AARP Foundation Litigation attorneys filed AARP’s “friend of the court” briefs as this case worked its way up through the courts. The briefs discussed the many federal and state courts that have refused to enforce class action bans in arbitration clauses because they deprive consumers of any way to recover their losses and, in effect, allow corporations to continue their unlawful practices without any fear of liability.

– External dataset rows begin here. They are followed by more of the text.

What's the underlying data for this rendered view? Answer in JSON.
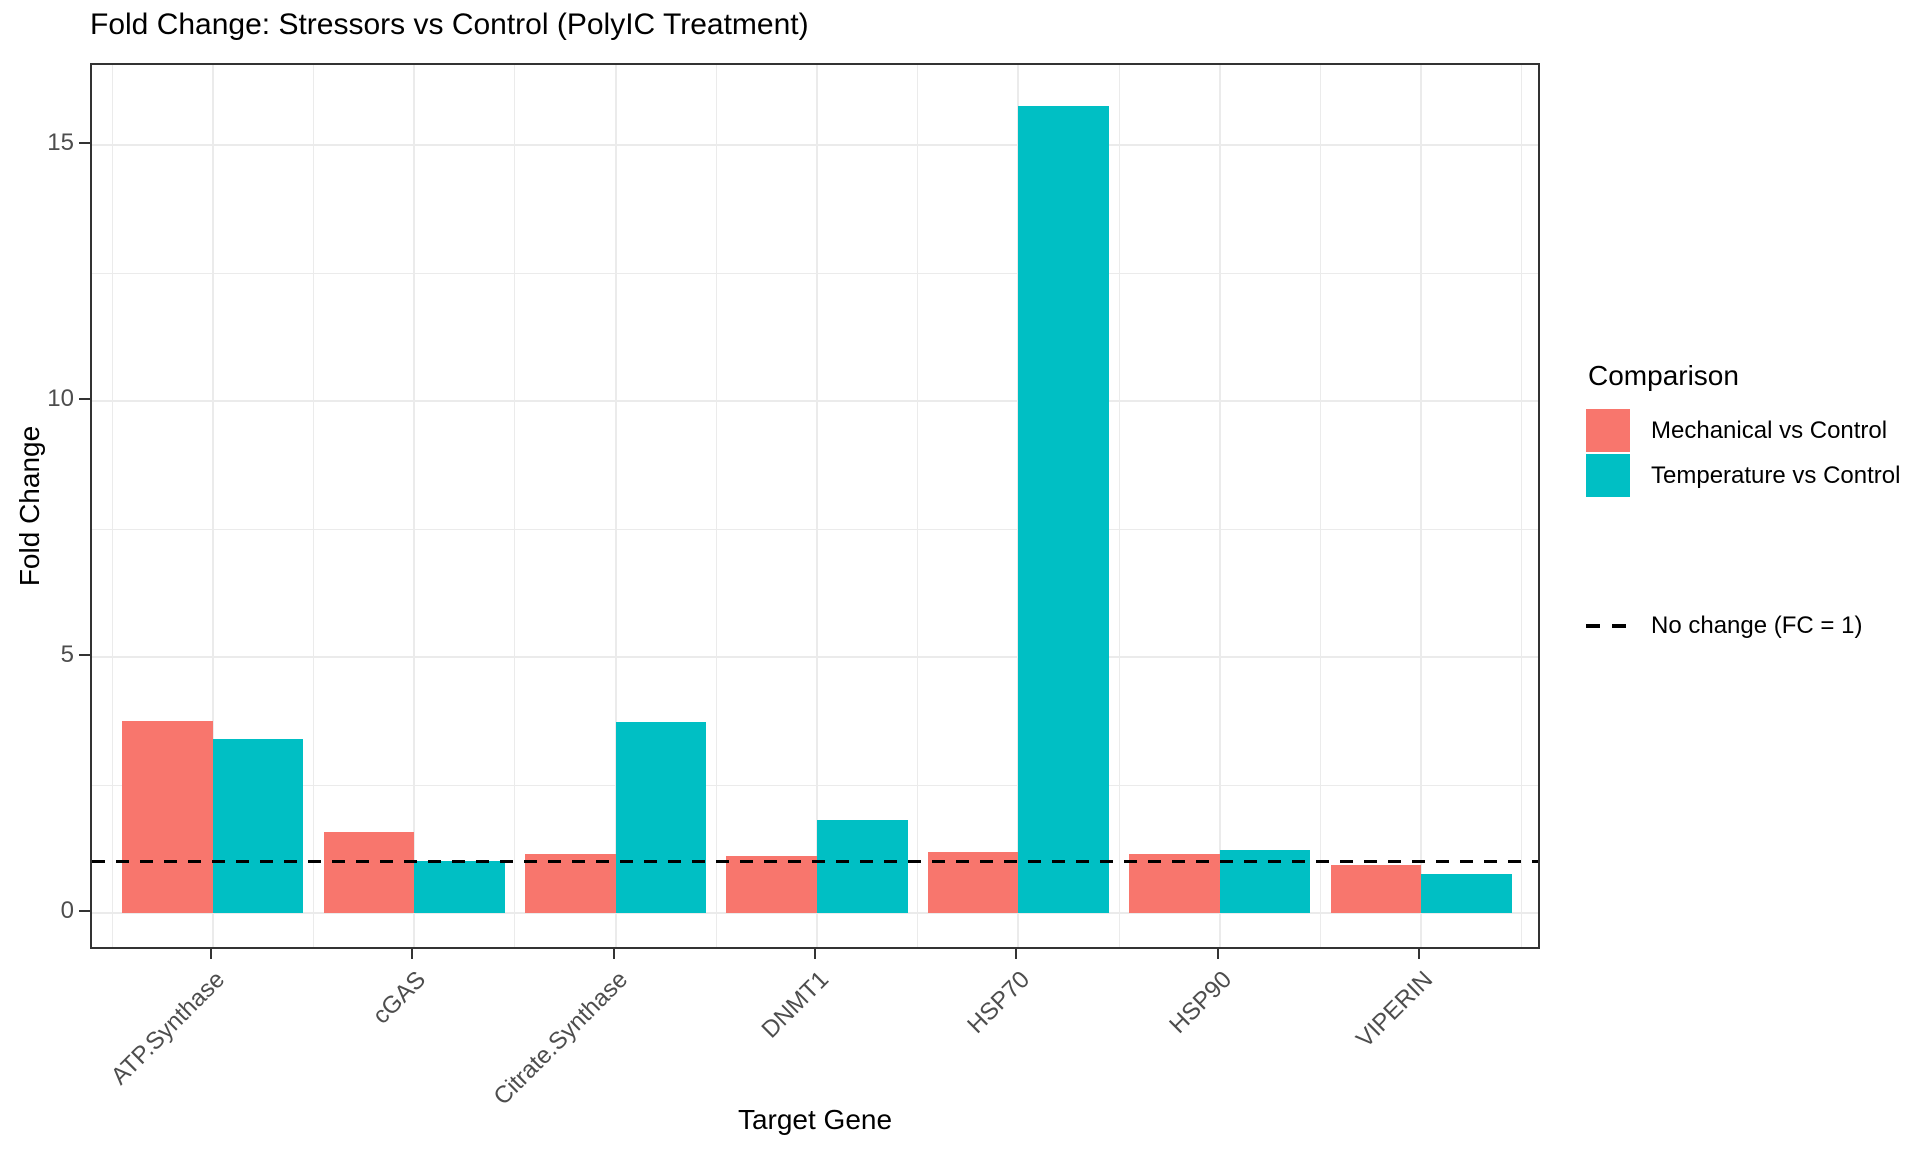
{
  "chart_data": {
    "type": "bar",
    "title": "Fold Change: Stressors vs Control (PolyIC Treatment)",
    "xlabel": "Target Gene",
    "ylabel": "Fold Change",
    "legend_title": "Comparison",
    "legend_position": "right",
    "grid": true,
    "categories": [
      "ATP.Synthase",
      "cGAS",
      "Citrate.Synthase",
      "DNMT1",
      "HSP70",
      "HSP90",
      "VIPERIN"
    ],
    "series": [
      {
        "name": "Mechanical vs Control",
        "color": "#F8766D",
        "values": [
          3.75,
          1.58,
          1.16,
          1.11,
          1.2,
          1.16,
          0.94
        ]
      },
      {
        "name": "Temperature vs Control",
        "color": "#00BFC4",
        "values": [
          3.39,
          1.02,
          3.73,
          1.82,
          15.77,
          1.24,
          0.77
        ]
      }
    ],
    "reference_line": {
      "value": 1,
      "label": "No change (FC = 1)",
      "style": "dashed",
      "color": "#000000"
    },
    "y_ticks": [
      0,
      5,
      10,
      15
    ],
    "y_minor_ticks": [
      2.5,
      7.5,
      12.5
    ],
    "ylim": [
      -0.74,
      16.56
    ]
  }
}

The Kentucky Supreme Court agreed. Echoing arguments in AARP’s briefs, the court ruled that in this case, the ban against class actions was unenforceable because it is “comprehensive and absolute, prohibiting the joining of lawsuits in all situations and in all forums.” Over one dissent, the court declined to go as far as plaintiffs and AARP had asked, and did not strike down the entire arbitration clause (the dissent would have struck down the entire arbitration clause). The court also stopped short of ruling that all class action bans in arbitration clauses are unenforceable based on pro-arbitration language in the Kentucky Constitution and statutes. Nonetheless, the thoughtful description of the dangers of class action bans will be helpful to other courts considering these types of cases, in Kentucky and out.
What’s at Stake
Arbitration clauses generally prevent consumers from having their day in court, but class action bans in these clauses are even more pernicious. Numerous courts around the country, including the U.S. Supreme Court, have recognized that class actions are an efficient way to address widespread wrongs. Class actions are particularly important for consumers, whose individual claims are relatively small but whose losses, in the aggregate, are quite large. Unless consumers can proceed on a classwide basis, it will often be financially impossible for them to seek relief at all, and a company will be able to evade liability and keep money obtained due to those practices, merely because it harmed many people for small amounts instead of only a few people for large amounts.
Schnuerle v. Insight Communications Co. was decided by the Kentucky Supreme Court.